Le Garagiste juillet 2018

Le Garagiste juillet 2018
Le Garagiste juillet 2018

L’édition de juillet 2018 du magazine Le Garagiste est maintenant disponible en ligne. Vous pouvez la consulter ici, mais d’abord, quelques mots du rédacteur en chef du magazine, Michel Beaunoyer.

Comme des partenaires

Performances, chiffres, ventes, profits. Oui, mais derrière tout ça, les relations humaines sont encore déterminantes.

Tout va terriblement vite aujourd’hui.
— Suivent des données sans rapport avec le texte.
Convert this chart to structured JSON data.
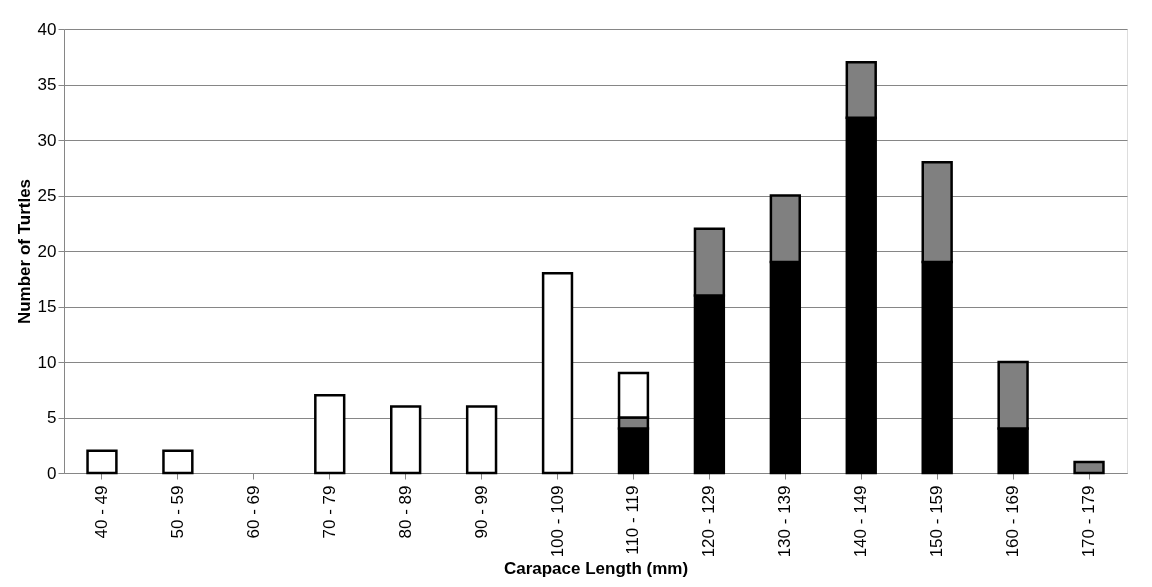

Je ne vous apprends rien. Les outils de communication modernes nous ont permis d’accélérer et de multiplier les échanges entre amis et partenaires, et dans le cas qui nous intéresse, entre clients et fournisseurs.

C’est en discutant récemment avec Réjean Lortie de CARQUEST que m’est venue l’idée du thème de cette chronique. Il expliquait comment, lorsqu’il a commencé à construire son réseau de clients, le fait d’organiser des ligues de sports récréatifs a été un levier qui lui est encore utile aujourd’hui.

On ne parle pas business ; on s’amuse, on apprend à se connaître et on a hâte de se revoir la semaine suivante.

Des partenaires

On parle encore de relations d’affaires, mais de plus en plus, j’entends parler de partenariats. Meilleurs résultats, différente approche. Comment peut-on aider les gens ? Comment les solutions que nous leur proposons vont-elles les aider à faire progresser leurs propres entreprises ? Ce type de relations que devraient tisser vos fournisseurs avec vous, vous pouvez aussi les appliquer avec vos clients.

Vous le faites peut-être déjà, mais pas toujours, semble-t-il.

On propose encore machinalement les pièces les moins chères sans demander plus d’information sur le client, sur ses besoins et l’utilisation qu’il fait de son véhicule. Le fait de glisser dans la tête du client cette approche de partenariat me semble gagnant. Comme si on lui disait : « Nous formons une équipe. Tu as besoin d’un véhicule fiable et bien entretenu, et je suis le spécialiste qui va s’en charger. » Ce client va-t-il négocier sur les prix ou aller chez un concurrent si vous établissez ce partenariat ? Je ne pense pas.

Je réalise en cours de route que ma progression dans l’industrie du marché secondaire de l’automobile ne repose pas tant sur le nombre de gens que je connais, mais plutôt sur la nature de la relation que j’entretiens avec eux. Puis-je sortir du champ de mes propres intérêts et partager les leurs ? Je crois que cela fait toute la différence.